EDITORIAL: Oh, so now you need the private sector ...
Has the government woken up too late?
And so, President Cyril Ramaphosa’s "new deal" got its first public launch this week, as he sketched out his argument for why infrastructure investment presents SA’s best chance of escaping a grim economic trajectory.
This was the right place to do it too, at the podium of the inaugural Sustainable Infrastructure Development Symposium of SA, in front of hundreds of (virtual) pension fund trustees and potential investors. If Ramaphosa was selling a dream, this was the place to do it.
Covid-19, he said, "has made infrastructure investment even more compelling, even more important and even more urgent — that is why we have placed infrastructure at the centre of the stimulus our economy needs to achieve a sustainable recovery".
And, if you forget the fact that we’ve heard these sorts of rousing speeches before, Ramaphosa made a compelling case.
He spoke passionately of the infrastructure projects in areas like energy, health care, water, transport and technology — many of which he said are "shovel-ready". Of the 276 projects evaluated, a "credible and robust project pipeline" of 88 investment-ready projects has been identified, and presented to investors around the globe over the past five months. And, apparently, "firm commitment" running into billions of rands has already been obtained.
Just how firm these commitments are is debatable, since none of the investors has yet been named. As Ramaphosa himself pointed out, "lenders and investors are revisiting their decision to invest in infrastructure projects that were deemed bankable prior to the pandemic".
Which is why this week’s event was a critical sales pitch to private sector funders — SA’s asset managers and pension fund trustees foremost. But if the government wants to entice them to finance bridges, water projects and roads, it’ll need to offer carrots too, like tax incentives or, as was suggested, a quid pro quo of raising the offshore investment allowance in exchange for investment into an "infrastructure solidarity bond".
At this delicate point, it can’t afford to use the stick by implementing any prescribed assets regime that compels pension funds to invest in specific instruments. This was the point made by Sygnia CEO Magda Wierzycka, who spoke after Ramaphosa.

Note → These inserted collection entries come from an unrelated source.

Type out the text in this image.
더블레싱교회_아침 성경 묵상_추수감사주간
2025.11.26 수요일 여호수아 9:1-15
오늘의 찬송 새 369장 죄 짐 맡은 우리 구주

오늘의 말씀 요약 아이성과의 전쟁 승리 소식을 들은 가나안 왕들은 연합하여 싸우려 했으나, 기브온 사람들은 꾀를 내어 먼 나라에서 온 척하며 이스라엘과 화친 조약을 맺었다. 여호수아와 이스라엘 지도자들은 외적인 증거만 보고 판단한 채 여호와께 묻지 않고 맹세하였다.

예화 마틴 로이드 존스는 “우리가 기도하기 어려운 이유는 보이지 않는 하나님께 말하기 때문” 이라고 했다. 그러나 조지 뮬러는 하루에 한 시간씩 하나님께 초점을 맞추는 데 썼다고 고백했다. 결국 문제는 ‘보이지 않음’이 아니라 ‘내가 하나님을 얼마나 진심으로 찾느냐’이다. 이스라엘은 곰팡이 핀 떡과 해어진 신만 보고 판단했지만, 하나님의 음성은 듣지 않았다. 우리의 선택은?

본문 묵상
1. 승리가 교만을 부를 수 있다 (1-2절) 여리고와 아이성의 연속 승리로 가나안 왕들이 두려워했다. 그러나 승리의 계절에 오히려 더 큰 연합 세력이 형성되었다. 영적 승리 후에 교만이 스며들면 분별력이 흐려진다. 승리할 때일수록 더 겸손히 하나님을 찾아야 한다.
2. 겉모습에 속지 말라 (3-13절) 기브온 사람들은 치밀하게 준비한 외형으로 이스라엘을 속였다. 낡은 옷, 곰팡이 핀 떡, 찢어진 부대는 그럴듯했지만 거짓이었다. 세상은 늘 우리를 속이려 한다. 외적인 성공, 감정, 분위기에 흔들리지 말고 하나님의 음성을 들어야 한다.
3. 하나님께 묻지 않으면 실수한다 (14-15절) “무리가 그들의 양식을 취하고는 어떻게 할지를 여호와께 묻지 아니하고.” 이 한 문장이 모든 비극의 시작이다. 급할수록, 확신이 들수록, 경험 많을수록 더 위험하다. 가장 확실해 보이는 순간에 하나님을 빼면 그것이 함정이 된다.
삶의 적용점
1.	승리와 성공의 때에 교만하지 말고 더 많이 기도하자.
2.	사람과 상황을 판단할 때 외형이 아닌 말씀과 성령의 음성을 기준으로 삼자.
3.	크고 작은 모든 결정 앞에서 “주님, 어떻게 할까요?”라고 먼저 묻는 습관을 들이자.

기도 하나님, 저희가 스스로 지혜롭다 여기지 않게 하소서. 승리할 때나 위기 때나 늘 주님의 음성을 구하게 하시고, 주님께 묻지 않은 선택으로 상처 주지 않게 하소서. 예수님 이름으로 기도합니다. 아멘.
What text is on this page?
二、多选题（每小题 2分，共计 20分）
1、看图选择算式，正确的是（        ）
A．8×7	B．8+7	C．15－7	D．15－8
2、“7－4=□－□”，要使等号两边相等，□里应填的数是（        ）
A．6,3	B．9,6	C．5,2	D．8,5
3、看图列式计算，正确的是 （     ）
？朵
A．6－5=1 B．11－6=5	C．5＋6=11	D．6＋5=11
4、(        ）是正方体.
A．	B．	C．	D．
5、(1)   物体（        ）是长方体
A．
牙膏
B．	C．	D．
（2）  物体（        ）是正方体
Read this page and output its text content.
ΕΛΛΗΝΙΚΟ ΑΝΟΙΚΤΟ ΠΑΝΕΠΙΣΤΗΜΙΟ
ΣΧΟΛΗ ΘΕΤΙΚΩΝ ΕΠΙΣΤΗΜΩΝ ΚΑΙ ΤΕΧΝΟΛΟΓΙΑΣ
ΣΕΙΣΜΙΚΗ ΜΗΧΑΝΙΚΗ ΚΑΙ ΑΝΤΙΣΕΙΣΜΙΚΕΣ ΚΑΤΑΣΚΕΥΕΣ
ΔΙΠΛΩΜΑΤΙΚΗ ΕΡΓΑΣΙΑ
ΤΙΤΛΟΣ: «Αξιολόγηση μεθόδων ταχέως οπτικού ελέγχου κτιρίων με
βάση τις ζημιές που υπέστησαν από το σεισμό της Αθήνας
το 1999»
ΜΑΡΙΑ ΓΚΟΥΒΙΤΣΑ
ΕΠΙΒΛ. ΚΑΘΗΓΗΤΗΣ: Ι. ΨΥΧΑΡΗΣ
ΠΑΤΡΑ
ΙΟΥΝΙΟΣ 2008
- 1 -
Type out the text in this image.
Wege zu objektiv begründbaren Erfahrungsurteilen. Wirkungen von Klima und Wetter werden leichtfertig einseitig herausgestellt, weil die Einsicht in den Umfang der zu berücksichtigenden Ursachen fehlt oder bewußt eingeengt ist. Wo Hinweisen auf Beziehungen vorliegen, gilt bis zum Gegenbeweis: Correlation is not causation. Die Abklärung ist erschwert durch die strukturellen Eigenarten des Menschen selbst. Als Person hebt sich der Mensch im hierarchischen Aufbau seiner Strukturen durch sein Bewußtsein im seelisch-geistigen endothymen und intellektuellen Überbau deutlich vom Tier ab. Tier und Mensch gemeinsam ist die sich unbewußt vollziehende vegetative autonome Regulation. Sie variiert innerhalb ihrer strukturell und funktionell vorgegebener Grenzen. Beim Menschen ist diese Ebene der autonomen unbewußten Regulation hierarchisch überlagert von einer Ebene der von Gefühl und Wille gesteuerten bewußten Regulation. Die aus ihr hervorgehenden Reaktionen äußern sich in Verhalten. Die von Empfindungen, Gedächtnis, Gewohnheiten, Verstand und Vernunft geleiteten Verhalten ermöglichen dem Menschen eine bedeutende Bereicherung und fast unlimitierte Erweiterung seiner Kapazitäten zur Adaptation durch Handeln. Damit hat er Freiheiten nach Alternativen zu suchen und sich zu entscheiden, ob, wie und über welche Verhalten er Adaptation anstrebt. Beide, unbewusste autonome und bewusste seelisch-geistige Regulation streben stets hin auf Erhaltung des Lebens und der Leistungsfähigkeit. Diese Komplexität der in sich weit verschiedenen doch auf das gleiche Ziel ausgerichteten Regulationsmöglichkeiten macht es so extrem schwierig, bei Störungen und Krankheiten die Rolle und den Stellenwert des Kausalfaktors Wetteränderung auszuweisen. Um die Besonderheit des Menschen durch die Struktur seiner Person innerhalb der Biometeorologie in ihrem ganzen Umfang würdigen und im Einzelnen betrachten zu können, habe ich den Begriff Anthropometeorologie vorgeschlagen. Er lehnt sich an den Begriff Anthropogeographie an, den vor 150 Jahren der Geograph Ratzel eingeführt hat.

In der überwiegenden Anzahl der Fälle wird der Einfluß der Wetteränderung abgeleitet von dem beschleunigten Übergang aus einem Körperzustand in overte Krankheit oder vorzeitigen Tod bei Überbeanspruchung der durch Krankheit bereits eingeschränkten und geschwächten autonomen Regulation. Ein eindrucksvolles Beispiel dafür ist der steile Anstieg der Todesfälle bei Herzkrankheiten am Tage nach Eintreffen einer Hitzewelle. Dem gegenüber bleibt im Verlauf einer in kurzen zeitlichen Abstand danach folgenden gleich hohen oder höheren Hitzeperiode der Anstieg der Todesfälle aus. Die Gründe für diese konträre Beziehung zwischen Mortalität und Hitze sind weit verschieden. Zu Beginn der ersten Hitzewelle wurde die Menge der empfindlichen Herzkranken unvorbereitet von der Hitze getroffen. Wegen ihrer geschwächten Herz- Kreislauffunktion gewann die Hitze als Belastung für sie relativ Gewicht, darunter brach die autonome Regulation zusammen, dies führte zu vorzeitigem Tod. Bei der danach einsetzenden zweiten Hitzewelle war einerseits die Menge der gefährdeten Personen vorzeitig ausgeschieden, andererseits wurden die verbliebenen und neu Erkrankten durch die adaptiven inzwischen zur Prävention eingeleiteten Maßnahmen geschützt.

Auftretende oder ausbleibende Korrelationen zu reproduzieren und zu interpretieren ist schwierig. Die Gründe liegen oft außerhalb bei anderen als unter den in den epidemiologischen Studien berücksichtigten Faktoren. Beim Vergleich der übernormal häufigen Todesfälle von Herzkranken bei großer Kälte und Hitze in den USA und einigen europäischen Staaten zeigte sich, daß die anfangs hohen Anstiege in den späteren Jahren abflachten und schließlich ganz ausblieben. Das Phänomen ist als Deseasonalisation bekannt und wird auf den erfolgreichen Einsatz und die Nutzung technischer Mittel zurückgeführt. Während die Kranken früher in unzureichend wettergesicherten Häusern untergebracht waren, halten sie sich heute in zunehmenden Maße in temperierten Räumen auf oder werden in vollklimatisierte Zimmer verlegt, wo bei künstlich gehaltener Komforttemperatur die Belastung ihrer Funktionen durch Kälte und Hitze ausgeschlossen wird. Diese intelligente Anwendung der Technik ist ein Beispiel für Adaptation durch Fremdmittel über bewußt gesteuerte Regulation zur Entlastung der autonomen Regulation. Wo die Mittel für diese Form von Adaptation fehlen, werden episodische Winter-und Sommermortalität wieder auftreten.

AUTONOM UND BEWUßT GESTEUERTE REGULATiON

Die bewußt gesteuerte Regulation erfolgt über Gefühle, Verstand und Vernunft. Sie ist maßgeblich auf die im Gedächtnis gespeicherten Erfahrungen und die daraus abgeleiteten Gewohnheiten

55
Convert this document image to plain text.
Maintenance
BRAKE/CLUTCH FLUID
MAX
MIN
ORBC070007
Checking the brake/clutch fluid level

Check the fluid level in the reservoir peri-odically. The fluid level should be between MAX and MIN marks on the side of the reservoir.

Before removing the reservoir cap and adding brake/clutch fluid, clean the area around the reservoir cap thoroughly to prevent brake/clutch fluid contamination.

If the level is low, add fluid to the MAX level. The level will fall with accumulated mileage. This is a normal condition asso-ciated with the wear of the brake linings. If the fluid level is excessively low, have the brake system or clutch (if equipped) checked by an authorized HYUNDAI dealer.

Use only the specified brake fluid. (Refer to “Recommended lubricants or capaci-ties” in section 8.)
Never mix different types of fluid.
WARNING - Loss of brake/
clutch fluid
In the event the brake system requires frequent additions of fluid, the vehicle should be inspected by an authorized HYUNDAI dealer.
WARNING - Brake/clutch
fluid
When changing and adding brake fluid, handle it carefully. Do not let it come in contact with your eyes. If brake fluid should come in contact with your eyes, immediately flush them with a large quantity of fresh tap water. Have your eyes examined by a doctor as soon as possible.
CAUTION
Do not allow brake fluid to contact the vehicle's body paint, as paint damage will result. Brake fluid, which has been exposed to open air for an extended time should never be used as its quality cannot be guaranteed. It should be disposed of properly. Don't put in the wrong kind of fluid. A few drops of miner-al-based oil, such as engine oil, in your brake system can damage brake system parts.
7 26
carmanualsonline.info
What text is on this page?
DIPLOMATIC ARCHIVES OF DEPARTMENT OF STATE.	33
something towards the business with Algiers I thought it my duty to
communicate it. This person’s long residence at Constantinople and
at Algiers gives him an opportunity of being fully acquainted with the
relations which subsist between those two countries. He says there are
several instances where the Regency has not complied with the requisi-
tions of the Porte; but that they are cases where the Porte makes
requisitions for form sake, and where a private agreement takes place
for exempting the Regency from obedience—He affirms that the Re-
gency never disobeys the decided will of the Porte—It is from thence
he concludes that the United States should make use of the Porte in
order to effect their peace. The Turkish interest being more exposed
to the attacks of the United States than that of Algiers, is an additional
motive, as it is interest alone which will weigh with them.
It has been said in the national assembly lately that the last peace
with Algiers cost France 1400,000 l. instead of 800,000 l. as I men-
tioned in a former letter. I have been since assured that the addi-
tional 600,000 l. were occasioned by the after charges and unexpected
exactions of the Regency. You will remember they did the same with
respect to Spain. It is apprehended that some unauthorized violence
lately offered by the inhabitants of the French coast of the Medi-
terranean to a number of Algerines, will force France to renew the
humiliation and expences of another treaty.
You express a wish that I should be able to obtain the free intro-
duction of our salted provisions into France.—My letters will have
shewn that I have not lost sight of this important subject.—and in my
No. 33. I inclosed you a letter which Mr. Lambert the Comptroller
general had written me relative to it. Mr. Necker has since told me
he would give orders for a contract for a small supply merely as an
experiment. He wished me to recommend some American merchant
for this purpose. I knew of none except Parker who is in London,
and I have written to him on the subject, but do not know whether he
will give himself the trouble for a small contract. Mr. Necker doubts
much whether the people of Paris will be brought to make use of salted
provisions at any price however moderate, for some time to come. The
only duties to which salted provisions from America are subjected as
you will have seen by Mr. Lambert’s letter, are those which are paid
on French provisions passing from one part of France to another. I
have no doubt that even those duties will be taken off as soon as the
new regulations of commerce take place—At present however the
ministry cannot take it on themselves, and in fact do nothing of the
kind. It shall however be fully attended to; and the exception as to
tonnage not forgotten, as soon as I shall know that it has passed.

She pointed out that there’s already a willingness among institutional investors to deploy funding — but it has to be through negotiation, not prescription.
SA has a "very active" pension community, Wierzycka said, and any move towards prescribed assets will spark a myriad court cases.
But, she said, the government should realise the gravity of the moment, and "hurry up".
As Ninety One CEO Hendrik du Toit told the FM last week, the private sector doesn’t need to be forced to invest in infrastructure projects. "The government must make the rules clear about projects in, say, water or power, and the money will come," he said.
If this week’s conference is any indication, the government has got the message. Kgosientso Ramokgopa, the head of infrastructure investment in Ramaphosa’s office, said the projects have been packaged through an investor-friendly lens.
But has the government woken up too late? On Tuesday, SA found out that by the end of March, before the impact of the lockdown was factored in, unemployment had breached 30%. Factor in those people who want to work but have given up looking, and this number soars to 39.7%.
Covid-19 raised the stakes, but the suspicion of business led us to this place. Let’s hope Ramaphosa’s plan marks a real step change.